# More Bumblebee Whizzer progress



## squeedals (Aug 15, 2015)

More pics of the bike. Waiting on the belts and then a final assembly. Happy with the mild custom. 


Don


----------



## whizzer_motorbike_fan (Aug 15, 2015)

Lookin good! Keep us updated. Hope mine turns out as nice as yours.


----------



## squeedals (Aug 19, 2015)

OK........I gotta quit drinking single malt, for breakfast anyway. So..........as I said in a previous post, I was having some trouble making the two belts on the Whizzer fit properly. So I decided to look at some pics on the web of assembled Whizzers without the guard of course to see if I could figure out why I was having a problem.......and low and behold, yours truly (the dumb azz) had the clutch pulley on backwards. Stupid is what stupid does......dum diddly dum dum. 


Don


----------



## bricycle (Aug 19, 2015)

squeedals said:


> OK........I gotta quit drinking single malt, for breakfast anyway. So..........as I said in a previous post, I was having some trouble making the two belts on the Whizzer fit properly. So I decided to look at some pics on the web of assembled Whizzers without the guard of course to see if I could figure out why I was having a problem.......and low and behold, yours truly (the dumb azz) had the clutch pulley on backwards. Stupid is what stupid does......dum diddly dum dum.
> 
> Don




don't be too hard on yourself, someone here (including me) should have caught that on your pics.....


----------



## squeedals (Aug 19, 2015)

bricycle said:


> don't be too hard on yourself, someone here (including me) should have caught that on your pics.....




I was wondering about that.........but we are all pre-occupied with the break-room silliness.....you know...the important stuff.


----------



## whizzer_motorbike_fan (Aug 19, 2015)

squeedals said:


> I was wondering about that.........but we are all pre-occupied with the break-room silliness.....you know...the important stuff.

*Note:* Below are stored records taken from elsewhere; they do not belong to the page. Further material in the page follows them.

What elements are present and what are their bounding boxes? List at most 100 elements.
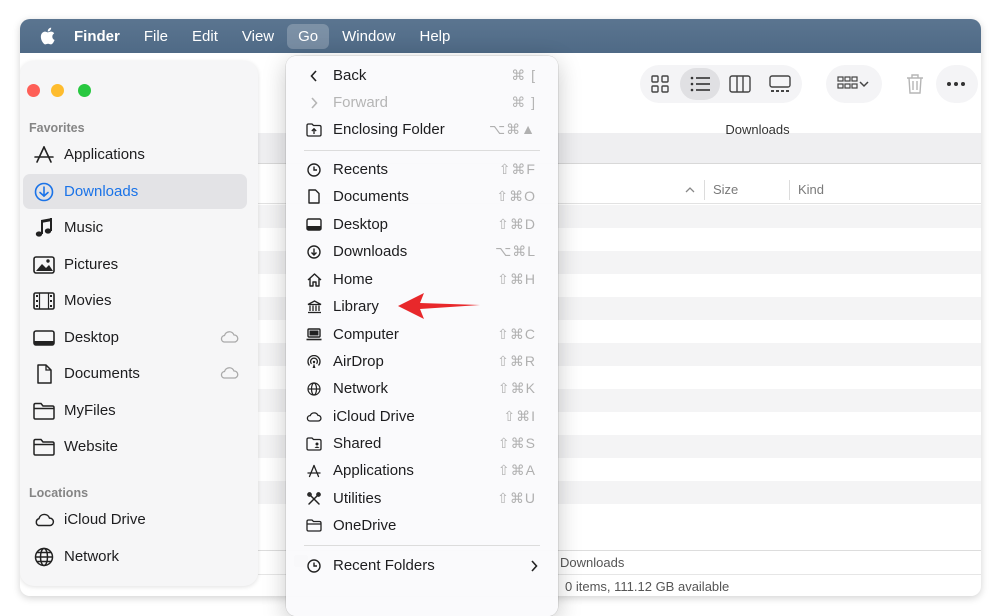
sort-chevron-icon[interactable] xyxy=(685,186,695,193)
menu-item-computer[interactable]: Computer ⇧⌘C xyxy=(286,321,558,348)
menu-item-shared[interactable]: Shared ⇧⌘S xyxy=(286,430,558,457)
utilities-icon xyxy=(306,491,322,507)
close-window-button[interactable] xyxy=(27,84,40,97)
chevron-right-icon xyxy=(531,559,538,572)
shortcut: ⇧⌘O xyxy=(496,188,536,204)
movies-icon xyxy=(33,290,55,312)
menu-window[interactable]: Window xyxy=(331,24,406,49)
menu-view[interactable]: View xyxy=(231,24,285,49)
folder-icon xyxy=(33,436,55,458)
menu-item-recent-folders[interactable]: Recent Folders xyxy=(286,552,558,579)
sidebar-item-icloud-drive[interactable]: iCloud Drive xyxy=(23,502,247,537)
annotation-arrow-icon xyxy=(398,293,480,319)
pictures-icon xyxy=(33,254,55,276)
music-icon xyxy=(33,217,55,239)
group-by-button[interactable] xyxy=(826,65,882,103)
menu-help[interactable]: Help xyxy=(409,24,462,49)
icloud-icon xyxy=(33,509,55,531)
sidebar-item-music[interactable]: Music xyxy=(23,210,247,245)
sidebar-item-downloads[interactable]: Downloads xyxy=(23,174,247,209)
minimize-window-button[interactable] xyxy=(51,84,64,97)
menu-item-label: Recent Folders xyxy=(333,557,435,574)
downloads-icon xyxy=(306,244,322,260)
menu-item-onedrive[interactable]: OneDrive xyxy=(286,512,558,539)
desktop-icon xyxy=(306,217,322,233)
sidebar-item-label: Downloads xyxy=(64,183,139,200)
column-view-button[interactable] xyxy=(720,68,760,100)
columns-icon xyxy=(729,75,751,93)
favorites-heading: Favorites xyxy=(29,121,85,135)
gallery-view-button[interactable] xyxy=(760,68,800,100)
trash-button[interactable] xyxy=(896,65,936,103)
icloud-icon xyxy=(306,409,322,425)
path-bar-label[interactable]: Downloads xyxy=(560,555,624,570)
menu-item-desktop[interactable]: Desktop ⇧⌘D xyxy=(286,211,558,238)
menu-item-icloud-drive[interactable]: iCloud Drive ⇧⌘I xyxy=(286,403,558,430)
sidebar-item-movies[interactable]: Movies xyxy=(23,283,247,318)
shortcut: ⌘ ] xyxy=(511,94,536,110)
enclosing-folder-icon xyxy=(306,122,322,138)
icon-view-button[interactable] xyxy=(640,68,680,100)
menu-item-documents[interactable]: Documents ⇧⌘O xyxy=(286,183,558,210)
menu-file[interactable]: File xyxy=(133,24,179,49)
sidebar-item-label: Desktop xyxy=(64,329,120,346)
zoom-window-button[interactable] xyxy=(78,84,91,97)
sidebar-item-label: Website xyxy=(64,438,118,455)
menu-item-network[interactable]: Network ⇧⌘K xyxy=(286,375,558,402)
menu-item-applications[interactable]: Applications ⇧⌘A xyxy=(286,457,558,484)
cloud-icon xyxy=(220,367,239,379)
menu-edit[interactable]: Edit xyxy=(181,24,229,49)
trash-icon xyxy=(907,74,923,94)
shortcut: ⌘ [ xyxy=(511,67,536,83)
grid-icon xyxy=(651,75,669,93)
menu-bar: Finder File Edit View Go Window Help xyxy=(20,19,981,53)
applications-icon xyxy=(33,144,55,166)
sidebar-item-network[interactable]: Network xyxy=(23,539,247,574)
menu-item-recents[interactable]: Recents ⇧⌘F xyxy=(286,156,558,183)
sidebar-item-label: Documents xyxy=(64,365,140,382)
shortcut: ⇧⌘A xyxy=(497,462,536,478)
ellipsis-icon xyxy=(947,82,965,86)
home-icon xyxy=(306,272,322,288)
sidebar-item-label: Movies xyxy=(64,292,112,309)
network-icon xyxy=(33,546,55,568)
sidebar-item-documents[interactable]: Documents xyxy=(23,356,247,391)
menu-item-label: OneDrive xyxy=(333,517,397,534)
sidebar-item-pictures[interactable]: Pictures xyxy=(23,247,247,282)
library-icon xyxy=(306,299,322,315)
menu-item-utilities[interactable]: Utilities ⇧⌘U xyxy=(286,485,558,512)
sidebar-item-applications[interactable]: Applications xyxy=(23,137,247,172)
window-title: Downloads xyxy=(725,122,790,137)
menu-item-airdrop[interactable]: AirDrop ⇧⌘R xyxy=(286,348,558,375)
shortcut: ⇧⌘K xyxy=(497,380,536,396)
column-kind[interactable]: Kind xyxy=(798,182,824,197)
menu-item-enclosing-folder[interactable]: Enclosing Folder ⌥⌘▲ xyxy=(286,116,558,143)
menu-go[interactable]: Go xyxy=(287,23,330,49)
sidebar-item-myfiles[interactable]: MyFiles xyxy=(23,393,247,428)
desktop-icon xyxy=(33,327,55,349)
sidebar-item-label: Pictures xyxy=(64,256,119,273)
menu-item-downloads[interactable]: Downloads ⌥⌘L xyxy=(286,238,558,265)
apple-logo-icon[interactable] xyxy=(38,26,56,46)
menu-item-back[interactable]: Back ⌘ [ xyxy=(286,62,558,89)
airdrop-icon xyxy=(306,354,322,370)
menu-item-home[interactable]: Home ⇧⌘H xyxy=(286,266,558,293)
column-size[interactable]: Size xyxy=(713,182,738,197)
applications-icon xyxy=(306,463,322,479)
more-button[interactable] xyxy=(936,65,978,103)
locations-heading: Locations xyxy=(29,486,89,500)
downloads-icon xyxy=(33,181,55,203)
sidebar-item-desktop[interactable]: Desktop xyxy=(23,320,247,355)
sidebar: Favorites Applications Downloads Music P… xyxy=(20,61,258,586)
recents-icon xyxy=(306,162,322,178)
group-icon xyxy=(837,76,858,89)
sidebar-item-website[interactable]: Website xyxy=(23,429,247,464)
shortcut: ⇧⌘I xyxy=(503,408,536,424)
menu-finder[interactable]: Finder xyxy=(63,24,131,49)
network-icon xyxy=(306,381,322,397)
status-text: 0 items, 111.12 GB available xyxy=(565,579,730,594)
chevron-down-icon xyxy=(859,81,869,88)
menu-item-forward[interactable]: Forward ⌘ ] xyxy=(286,89,558,116)
list-view-button[interactable] xyxy=(680,68,720,100)
documents-icon xyxy=(33,363,55,385)
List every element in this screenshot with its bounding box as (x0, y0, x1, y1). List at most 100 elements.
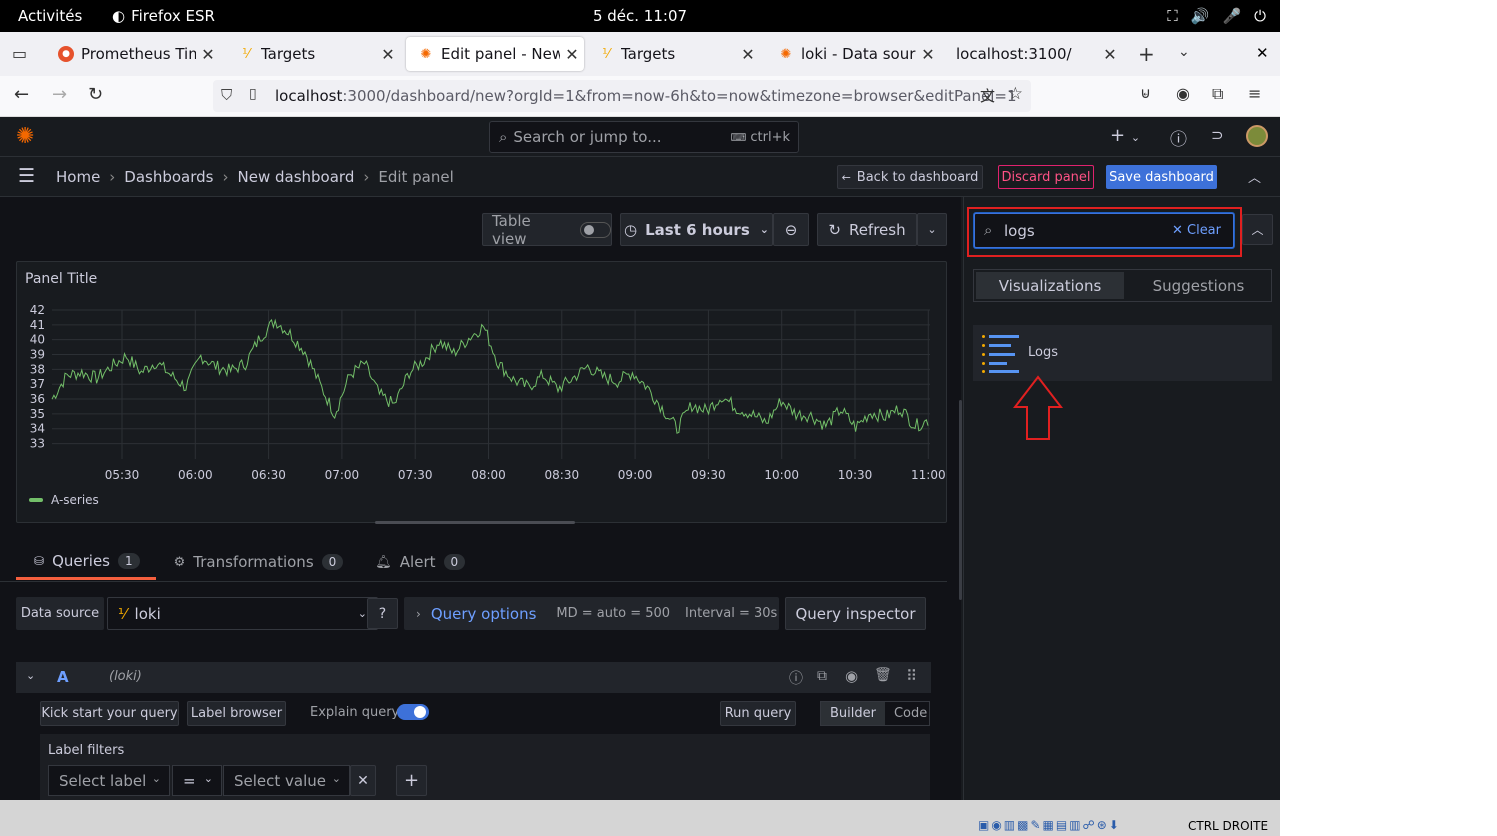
editor-tabs: ⛁ Queries 1 ⚙ Transformations 0 🔔︎ Alert 0 (16, 550, 466, 580)
viz-search-input[interactable]: ⌕ logs ✕ Clear (974, 213, 1234, 248)
tab-targets-1[interactable]: ⅟ Targets ✕ (226, 37, 400, 71)
select-label-dropdown[interactable]: Select label ⌄ (48, 765, 170, 796)
collapse-chevron-icon[interactable]: ⌄ (26, 669, 35, 682)
select-value-dropdown[interactable]: Select value ⌄ (223, 765, 350, 796)
power-icon: ⏻ (1254, 7, 1266, 25)
legend-label: A-series (51, 493, 99, 507)
time-series-chart[interactable]: 42414039383736353433 05:30 06:00 06:30 07:00… (17, 294, 946, 524)
close-icon[interactable]: ✕ (916, 45, 940, 64)
builder-mode-button[interactable]: Builder (821, 702, 885, 725)
close-icon[interactable]: ✕ (736, 45, 760, 64)
data-source-label: Data source (16, 597, 104, 630)
back-button[interactable]: ← (14, 84, 29, 105)
translate-icon[interactable]: 文 (980, 85, 995, 106)
url-bar[interactable]: ⛉ ▯ localhost:3000/dashboard/new?orgId=1… (213, 80, 1031, 112)
duplicate-icon[interactable]: ⧉ (817, 668, 827, 684)
list-tabs-button[interactable]: ⌄ (1178, 44, 1190, 60)
chevron-down-icon: ⌄ (357, 607, 367, 620)
menu-icon[interactable]: ≡ (1248, 84, 1261, 103)
editor-scrollbar[interactable] (959, 400, 962, 600)
panel-resize-handle[interactable] (375, 521, 575, 524)
user-avatar[interactable] (1246, 125, 1268, 147)
discard-panel-button[interactable]: Discard panel (998, 165, 1094, 189)
explain-query-toggle[interactable] (397, 704, 429, 720)
tab-suggestions[interactable]: Suggestions (1126, 270, 1271, 301)
query-row-header[interactable]: ⌄ A (loki) ⓘ ⧉ ◉ 🗑︎ ⠿ (16, 662, 931, 693)
table-view-toggle[interactable]: Table view (482, 212, 612, 248)
search-icon: ⌕ (984, 221, 993, 239)
refresh-button[interactable]: ↻ Refresh (817, 213, 917, 246)
tab-targets-2[interactable]: ⅟ Targets ✕ (586, 37, 760, 71)
logs-viz-icon (982, 335, 1022, 375)
help-icon[interactable]: ⓘ (1170, 125, 1187, 150)
save-dashboard-button[interactable]: Save dashboard (1106, 165, 1217, 189)
tab-prometheus[interactable]: ● Prometheus Time✕ (46, 37, 220, 71)
tab-edit-panel[interactable]: ✺ Edit panel - New da✕ (406, 37, 584, 71)
tab-localhost-3100[interactable]: localhost:3100/ ✕ (944, 37, 1122, 71)
add-filter-button[interactable]: + (396, 765, 427, 796)
drag-handle-icon[interactable]: ⠿ (906, 667, 917, 685)
news-rss-icon[interactable]: ⊃ (1211, 126, 1224, 144)
count-badge: 0 (443, 554, 466, 570)
search-bar[interactable]: ⌕ Search or jump to... ⌨ ctrl+k (489, 121, 799, 153)
kick-start-button[interactable]: Kick start your query (40, 701, 179, 726)
breadcrumb-home[interactable]: Home (56, 168, 100, 186)
tab-visualizations[interactable]: Visualizations (976, 272, 1124, 299)
collapse-chevron-icon[interactable]: ︿ (1248, 167, 1261, 186)
y-tick-label: 34 (30, 422, 45, 436)
close-icon[interactable]: ✕ (376, 45, 400, 64)
data-source-picker[interactable]: ⅟ loki ⌄ (107, 597, 378, 630)
collapse-pane-button[interactable]: ︿ (1242, 214, 1273, 245)
system-tray[interactable]: ⛶ 🔊 🎤 ⏻ (1167, 7, 1266, 25)
refresh-interval-dropdown[interactable]: ⌄ (917, 213, 947, 246)
reload-button[interactable]: ↻ (88, 84, 103, 105)
data-source-help-button[interactable]: ? (367, 598, 398, 629)
query-inspector-button[interactable]: Query inspector (785, 597, 926, 630)
breadcrumb-new-dashboard[interactable]: New dashboard (238, 168, 355, 186)
account-icon[interactable]: ◉ (1176, 84, 1190, 103)
tab-queries[interactable]: ⛁ Queries 1 (16, 550, 156, 580)
zoom-out-button[interactable]: ⊖ (773, 213, 809, 246)
legend-item[interactable]: A-series (29, 493, 99, 507)
grafana-logo-icon[interactable]: ✺ (16, 124, 34, 149)
operator-dropdown[interactable]: = ⌄ (172, 765, 222, 796)
menu-toggle-icon[interactable]: ☰ (18, 165, 35, 187)
help-icon[interactable]: ⓘ (789, 668, 803, 688)
close-window-button[interactable]: ✕ (1256, 44, 1269, 62)
toggle-switch[interactable] (580, 221, 611, 238)
plus-icon: + (403, 770, 420, 791)
tab-transformations[interactable]: ⚙ Transformations 0 (174, 550, 344, 580)
code-mode-button[interactable]: Code (885, 702, 936, 725)
clear-search-button[interactable]: ✕ Clear (1172, 223, 1221, 238)
close-icon[interactable]: ✕ (560, 45, 584, 64)
bookmark-star-icon[interactable]: ☆ (1008, 84, 1023, 104)
viz-result-logs[interactable]: Logs (973, 325, 1272, 381)
tab-overview-icon[interactable]: ▭ (12, 44, 27, 63)
trash-icon[interactable]: 🗑︎ (874, 667, 892, 683)
new-tab-button[interactable]: + (1138, 42, 1155, 66)
close-icon[interactable]: ✕ (196, 45, 220, 64)
clock[interactable]: 5 déc. 11:07 (0, 7, 1280, 25)
panel-preview[interactable]: Panel Title 42 41 40 39 38 37 36 35 34 33 05:30 06:… (16, 261, 947, 524)
close-icon[interactable]: ✕ (1098, 45, 1122, 64)
save-label: Save dashboard (1109, 169, 1214, 185)
pocket-icon[interactable]: ⊌ (1140, 84, 1151, 102)
add-menu-button[interactable]: + ⌄ (1110, 125, 1140, 146)
breadcrumb-dashboards[interactable]: Dashboards (124, 168, 213, 186)
search-icon: ⌕ (499, 128, 508, 146)
y-tick-label: 38 (30, 362, 45, 376)
label-browser-button[interactable]: Label browser (187, 701, 286, 726)
time-range-picker[interactable]: ◷ Last 6 hours ⌄ (620, 213, 773, 246)
query-options-label: Query options (430, 604, 537, 623)
url-host: localhost (275, 87, 343, 105)
extensions-icon[interactable]: ⧉ (1212, 84, 1223, 104)
remove-filter-button[interactable]: ✕ (350, 765, 376, 796)
forward-button[interactable]: → (52, 84, 67, 105)
query-options-bar[interactable]: › Query options MD = auto = 500 Interval… (404, 597, 779, 630)
back-to-dashboard-button[interactable]: ← Back to dashboard (837, 165, 983, 189)
query-letter[interactable]: A (57, 668, 69, 686)
run-query-button[interactable]: Run query (720, 701, 796, 726)
tab-loki-datasources[interactable]: ✺ loki - Data sources✕ (766, 37, 940, 71)
eye-icon[interactable]: ◉ (845, 667, 858, 685)
tab-alert[interactable]: 🔔︎ Alert 0 (375, 550, 466, 580)
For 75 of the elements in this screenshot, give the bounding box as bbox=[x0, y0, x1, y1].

Yeah to bad you didn't show that side of the bike before! Maybe somone would have caught it...I don't know! Thanks for keeping us updated.


----------



## racie35 (Aug 19, 2015)

Ax27 belt at autozone(front) probably ax63 (rear)


----------



## Goldenrod1 (Aug 20, 2015)

*I like the name.*

I name each of my Whizzers and I have a killer bee with black and yellow paint but chrome fenders.  I have a pin stripper write out the name with a picture copied off the internet.  Just an idea.   Ray


----------



## whizzer_motorbike_fan (Aug 21, 2015)

Looking at the pics again and just realized you don't have a brake on the front tire. If you plan on riding down the road I would be extra careful and eventually get one.


----------